Au cours des douze derniers mois, ce mouvement a défié toute tentative de catégorisation simpliste, ce qui explique en partie pourquoi il a été si facile de le plier à nos propres penchants idéologiques, nos propres désirs pour l'Iran, dans l'espoir qu'il finirait par devenir ce que nous voulions qu'il soit.

Pour un analyste conservateur qui aurait la foi en la Pax Americana, comme mon ami Reihan Salam, les manifestations populaires en Iran étaient une indication de «l'effilochage de l'un des régimes les plus dangereux du monde ... (et) l'occasion de construire une vraie démocratie islamique» comme il l'a écrit dans Forbes.com quelques jours après les élections iraniennes. Pour un interventionniste libéral de la Brookings Institution, «l'Iran a soudain semblé prêt à se libérer des fers de la théocratie répressive qui le gouvernait depuis la révolution de 1979,» comme l'a exposé Daniel Byman dans Slate à peu près à la même époque. Pour un adepte de Dick Cheney aux penchant néoconservateurs comme John P. Hannah, qui écrivait dans le Weekly Standard de septembre dernier, le mouvement vert était «l'option disponible la plus viable pour résoudre de façon satisfaisante la crise nucléaire iranienne, la guerre mise à part».

Et pour un auteur irano-américain comme moi, qui ai vécu la révolution de 1979, le mouvement vert avait l'heureux visage des émeutes massives qui ont renversé le shah il y a 30 ans, comme je l'ai écrit en juin dernier dans le magazine Time.
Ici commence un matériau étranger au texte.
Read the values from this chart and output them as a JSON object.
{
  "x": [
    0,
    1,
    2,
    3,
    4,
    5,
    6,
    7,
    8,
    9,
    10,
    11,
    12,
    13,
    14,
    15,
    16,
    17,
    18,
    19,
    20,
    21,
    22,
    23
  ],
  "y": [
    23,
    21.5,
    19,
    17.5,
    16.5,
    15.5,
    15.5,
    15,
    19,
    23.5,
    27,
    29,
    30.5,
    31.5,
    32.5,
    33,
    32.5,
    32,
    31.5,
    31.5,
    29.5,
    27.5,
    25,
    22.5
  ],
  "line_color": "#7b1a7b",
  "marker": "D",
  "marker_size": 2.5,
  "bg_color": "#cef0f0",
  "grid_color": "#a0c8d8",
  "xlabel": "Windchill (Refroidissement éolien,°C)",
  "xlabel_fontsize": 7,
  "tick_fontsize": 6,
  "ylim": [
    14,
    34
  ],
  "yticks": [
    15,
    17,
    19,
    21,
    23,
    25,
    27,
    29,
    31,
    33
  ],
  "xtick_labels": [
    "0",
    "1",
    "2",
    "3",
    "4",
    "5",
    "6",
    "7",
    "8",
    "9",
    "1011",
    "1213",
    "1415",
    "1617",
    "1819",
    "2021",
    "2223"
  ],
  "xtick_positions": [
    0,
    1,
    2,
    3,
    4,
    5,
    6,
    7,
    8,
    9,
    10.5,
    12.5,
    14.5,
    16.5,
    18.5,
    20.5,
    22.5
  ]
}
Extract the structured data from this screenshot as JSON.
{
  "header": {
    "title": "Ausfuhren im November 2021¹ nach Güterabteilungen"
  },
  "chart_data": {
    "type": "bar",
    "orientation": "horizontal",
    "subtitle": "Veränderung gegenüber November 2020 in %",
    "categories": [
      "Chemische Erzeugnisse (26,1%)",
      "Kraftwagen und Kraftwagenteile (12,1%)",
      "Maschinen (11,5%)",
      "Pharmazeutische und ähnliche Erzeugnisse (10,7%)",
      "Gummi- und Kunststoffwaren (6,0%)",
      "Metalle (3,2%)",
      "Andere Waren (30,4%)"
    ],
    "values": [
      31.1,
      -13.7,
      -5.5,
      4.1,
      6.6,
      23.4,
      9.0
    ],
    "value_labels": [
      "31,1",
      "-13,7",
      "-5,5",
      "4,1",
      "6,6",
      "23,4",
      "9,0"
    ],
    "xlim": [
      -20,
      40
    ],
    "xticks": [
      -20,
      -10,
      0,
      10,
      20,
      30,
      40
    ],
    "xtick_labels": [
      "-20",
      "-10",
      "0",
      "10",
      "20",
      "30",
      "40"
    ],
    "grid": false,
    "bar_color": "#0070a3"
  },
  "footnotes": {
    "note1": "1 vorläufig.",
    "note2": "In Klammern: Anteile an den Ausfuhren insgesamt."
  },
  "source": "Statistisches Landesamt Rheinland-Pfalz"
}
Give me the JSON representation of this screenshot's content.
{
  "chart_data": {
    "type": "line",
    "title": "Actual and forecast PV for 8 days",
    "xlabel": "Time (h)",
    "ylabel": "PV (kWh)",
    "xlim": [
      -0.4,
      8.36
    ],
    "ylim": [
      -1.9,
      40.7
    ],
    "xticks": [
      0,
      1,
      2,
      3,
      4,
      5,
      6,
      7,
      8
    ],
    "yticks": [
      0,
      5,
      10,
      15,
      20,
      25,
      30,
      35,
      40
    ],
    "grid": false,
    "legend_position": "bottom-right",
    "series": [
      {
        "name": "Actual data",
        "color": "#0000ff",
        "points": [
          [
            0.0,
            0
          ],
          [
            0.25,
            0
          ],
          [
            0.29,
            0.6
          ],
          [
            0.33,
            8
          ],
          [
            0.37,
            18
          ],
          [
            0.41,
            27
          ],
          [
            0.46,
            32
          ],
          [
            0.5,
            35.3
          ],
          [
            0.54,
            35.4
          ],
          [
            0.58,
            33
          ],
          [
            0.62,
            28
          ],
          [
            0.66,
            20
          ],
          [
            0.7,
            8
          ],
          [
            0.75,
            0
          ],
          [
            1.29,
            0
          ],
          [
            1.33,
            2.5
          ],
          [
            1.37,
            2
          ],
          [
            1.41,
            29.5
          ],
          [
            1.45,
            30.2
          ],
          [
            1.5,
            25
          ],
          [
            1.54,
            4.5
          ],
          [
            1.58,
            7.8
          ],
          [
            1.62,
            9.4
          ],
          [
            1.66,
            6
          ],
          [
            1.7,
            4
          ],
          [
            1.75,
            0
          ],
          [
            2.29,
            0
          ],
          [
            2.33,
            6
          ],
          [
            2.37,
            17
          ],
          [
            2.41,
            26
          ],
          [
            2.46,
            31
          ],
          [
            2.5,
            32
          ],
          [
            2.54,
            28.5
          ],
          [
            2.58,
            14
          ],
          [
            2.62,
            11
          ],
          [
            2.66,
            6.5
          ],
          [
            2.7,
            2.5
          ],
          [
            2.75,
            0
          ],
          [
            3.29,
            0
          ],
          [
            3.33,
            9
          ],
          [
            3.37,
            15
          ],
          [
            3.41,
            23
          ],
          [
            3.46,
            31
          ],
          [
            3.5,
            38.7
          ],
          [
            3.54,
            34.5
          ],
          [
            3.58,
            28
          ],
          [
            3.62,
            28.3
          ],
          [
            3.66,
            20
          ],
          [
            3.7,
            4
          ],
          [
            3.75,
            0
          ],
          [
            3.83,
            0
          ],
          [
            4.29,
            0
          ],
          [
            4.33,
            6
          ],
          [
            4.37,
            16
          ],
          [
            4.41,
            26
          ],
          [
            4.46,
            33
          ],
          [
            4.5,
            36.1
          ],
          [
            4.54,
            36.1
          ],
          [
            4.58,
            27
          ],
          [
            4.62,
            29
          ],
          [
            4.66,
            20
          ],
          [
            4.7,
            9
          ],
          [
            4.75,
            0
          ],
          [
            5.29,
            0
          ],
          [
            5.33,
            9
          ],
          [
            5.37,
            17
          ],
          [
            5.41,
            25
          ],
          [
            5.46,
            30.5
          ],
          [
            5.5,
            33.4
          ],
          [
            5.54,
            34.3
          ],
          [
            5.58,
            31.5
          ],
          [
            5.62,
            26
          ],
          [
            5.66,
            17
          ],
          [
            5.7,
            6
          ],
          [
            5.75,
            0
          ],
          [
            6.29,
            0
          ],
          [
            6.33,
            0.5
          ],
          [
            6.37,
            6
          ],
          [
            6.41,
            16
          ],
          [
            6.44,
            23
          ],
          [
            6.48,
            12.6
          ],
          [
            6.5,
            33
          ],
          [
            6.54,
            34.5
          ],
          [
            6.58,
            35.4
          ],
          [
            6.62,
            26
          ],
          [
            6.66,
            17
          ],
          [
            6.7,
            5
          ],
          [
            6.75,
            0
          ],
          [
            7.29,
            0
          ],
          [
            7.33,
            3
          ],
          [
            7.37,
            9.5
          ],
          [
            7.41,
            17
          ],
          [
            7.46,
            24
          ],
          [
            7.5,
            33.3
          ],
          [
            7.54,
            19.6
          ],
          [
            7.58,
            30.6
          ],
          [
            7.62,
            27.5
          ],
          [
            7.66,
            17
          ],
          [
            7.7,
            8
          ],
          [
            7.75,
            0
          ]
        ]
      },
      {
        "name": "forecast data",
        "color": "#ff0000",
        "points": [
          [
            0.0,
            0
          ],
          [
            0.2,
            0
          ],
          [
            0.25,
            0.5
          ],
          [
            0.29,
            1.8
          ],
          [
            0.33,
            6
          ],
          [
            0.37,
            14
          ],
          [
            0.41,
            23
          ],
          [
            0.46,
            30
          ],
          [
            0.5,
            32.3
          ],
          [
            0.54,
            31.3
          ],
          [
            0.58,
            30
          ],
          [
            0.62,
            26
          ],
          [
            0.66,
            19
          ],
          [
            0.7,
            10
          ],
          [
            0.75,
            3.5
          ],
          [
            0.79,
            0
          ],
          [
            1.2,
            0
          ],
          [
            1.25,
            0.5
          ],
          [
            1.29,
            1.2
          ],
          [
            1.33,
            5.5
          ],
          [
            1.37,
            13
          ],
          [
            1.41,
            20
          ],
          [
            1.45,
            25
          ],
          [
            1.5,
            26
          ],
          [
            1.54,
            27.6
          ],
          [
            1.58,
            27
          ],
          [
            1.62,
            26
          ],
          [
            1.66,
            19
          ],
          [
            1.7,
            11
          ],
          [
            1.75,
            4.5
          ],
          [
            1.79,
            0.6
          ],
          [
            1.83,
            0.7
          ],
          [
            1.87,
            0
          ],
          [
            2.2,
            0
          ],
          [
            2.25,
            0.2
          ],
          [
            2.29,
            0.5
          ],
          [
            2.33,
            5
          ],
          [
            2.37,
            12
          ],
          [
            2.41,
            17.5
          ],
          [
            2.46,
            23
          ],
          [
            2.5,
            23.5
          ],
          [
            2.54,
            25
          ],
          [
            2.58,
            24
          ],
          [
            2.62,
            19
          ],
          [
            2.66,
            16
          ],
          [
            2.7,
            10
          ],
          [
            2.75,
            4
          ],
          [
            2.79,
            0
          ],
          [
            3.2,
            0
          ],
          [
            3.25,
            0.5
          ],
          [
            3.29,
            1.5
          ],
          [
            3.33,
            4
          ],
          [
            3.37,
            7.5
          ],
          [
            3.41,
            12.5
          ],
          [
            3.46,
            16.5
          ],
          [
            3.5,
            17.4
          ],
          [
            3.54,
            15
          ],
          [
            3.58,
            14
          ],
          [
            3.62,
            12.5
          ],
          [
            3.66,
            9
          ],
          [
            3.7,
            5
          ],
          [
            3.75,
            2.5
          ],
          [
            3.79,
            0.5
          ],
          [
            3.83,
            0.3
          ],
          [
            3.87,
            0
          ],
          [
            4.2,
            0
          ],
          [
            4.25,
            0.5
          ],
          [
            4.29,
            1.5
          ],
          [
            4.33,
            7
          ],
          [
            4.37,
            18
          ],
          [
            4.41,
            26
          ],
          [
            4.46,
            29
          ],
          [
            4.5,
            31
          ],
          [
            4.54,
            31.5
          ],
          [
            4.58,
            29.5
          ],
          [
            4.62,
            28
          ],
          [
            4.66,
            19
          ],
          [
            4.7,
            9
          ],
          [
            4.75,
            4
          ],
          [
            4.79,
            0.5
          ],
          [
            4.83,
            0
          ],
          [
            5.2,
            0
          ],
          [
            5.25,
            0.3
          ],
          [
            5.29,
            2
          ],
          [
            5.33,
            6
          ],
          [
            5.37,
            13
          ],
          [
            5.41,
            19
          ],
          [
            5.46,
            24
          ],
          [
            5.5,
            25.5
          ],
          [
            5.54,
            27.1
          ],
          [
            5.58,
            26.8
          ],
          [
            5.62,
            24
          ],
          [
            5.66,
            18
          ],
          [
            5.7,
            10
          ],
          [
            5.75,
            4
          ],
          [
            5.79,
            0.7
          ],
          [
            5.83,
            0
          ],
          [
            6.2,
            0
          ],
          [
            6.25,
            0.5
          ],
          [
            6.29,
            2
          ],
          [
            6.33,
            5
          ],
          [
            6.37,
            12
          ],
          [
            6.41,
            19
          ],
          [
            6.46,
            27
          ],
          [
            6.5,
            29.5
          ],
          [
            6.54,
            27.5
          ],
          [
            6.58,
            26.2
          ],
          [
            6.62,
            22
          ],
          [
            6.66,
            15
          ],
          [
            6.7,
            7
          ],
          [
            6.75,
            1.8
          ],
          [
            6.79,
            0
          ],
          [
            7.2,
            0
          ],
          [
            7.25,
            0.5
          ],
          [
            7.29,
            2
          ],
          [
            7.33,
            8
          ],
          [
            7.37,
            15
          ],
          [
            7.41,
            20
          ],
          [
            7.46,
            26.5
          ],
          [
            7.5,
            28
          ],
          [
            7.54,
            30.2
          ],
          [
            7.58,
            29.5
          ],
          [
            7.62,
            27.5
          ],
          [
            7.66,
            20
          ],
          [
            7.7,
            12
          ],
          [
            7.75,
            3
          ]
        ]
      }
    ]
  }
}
Pour la plupart d'entre nous, le mouvement vert était un vase vide à remplir de nos espoirs. Ses buts sont devenus les nôtres, son programme notre programme. Et quand il a échoué à réaliser nos rêves - quand l'hiver est venu, que les manifestations se sont dissipées, que le régime n'a pas bougé et que le leadership de l'opposition a semblé paralysé - nous n'avons pas perdu de temps pour décréter le mouvement mort et enterré, à l'image de Flynt Leverett de la New America Foundation et d'Hillary Mann Leverett dans une tribune polémique du New York Times de janvier. Flynt Leverett a toujours considéré le mouvement vert comme une distraction de sa quête: une décennie passée à convaincre le gouvernement américain d'engager le gouvernement iranien à dialoguer plutôt que de hâter son déclin. En fait, dans une interview accordée en Février à l'émission NewsHour de PBS, il paraissait positivement grisé par l'apparent échec du mouvement. «Il n'y a aucune révolution en perspective en Iran» a-t-il confié à l'animatrice Margaret Warner.

Leverett n'était absolument pas le seul à penser cela. En février, Michael Gerson, qui écrivait les discours de George W. Bush et à qui l'on doit l'expression «le doux fanatisme des petites espérances», a renoncé à ses propres espérances pour le mouvement vert, en qualifiant ses leaders de «plus secondaires et réactifs qu'héroïques et visionnaires, davantage des Boris Eltsine que des Lech Walesa» dans un article du Washington Post.

Au printemps, tous les médias semblaient avoir complètement oublié le mouvement. Étant donné leurs emportements du début, c'était sans doute couru d'avance. Une fois qu'il est apparu évident que nous n'allions pas assister au spectaculaire renversement d'un régime redouté et dangereux, mais que nous étions témoins du lent déclin de sa légitimité, il est devenu difficile de soutenir l'attention du public. Faute d'un flux tendu d'images frappantes venues d'Iran - de jeunes manifestants vêtus de vert agitant des pancartes pour la paix se faisant rouer de coups par les brutales forces de sécurité par exemple - les médias se sont tournés vers des sujets plus urgents: pop stars canées et gamins pris au piège dans des montgolfières.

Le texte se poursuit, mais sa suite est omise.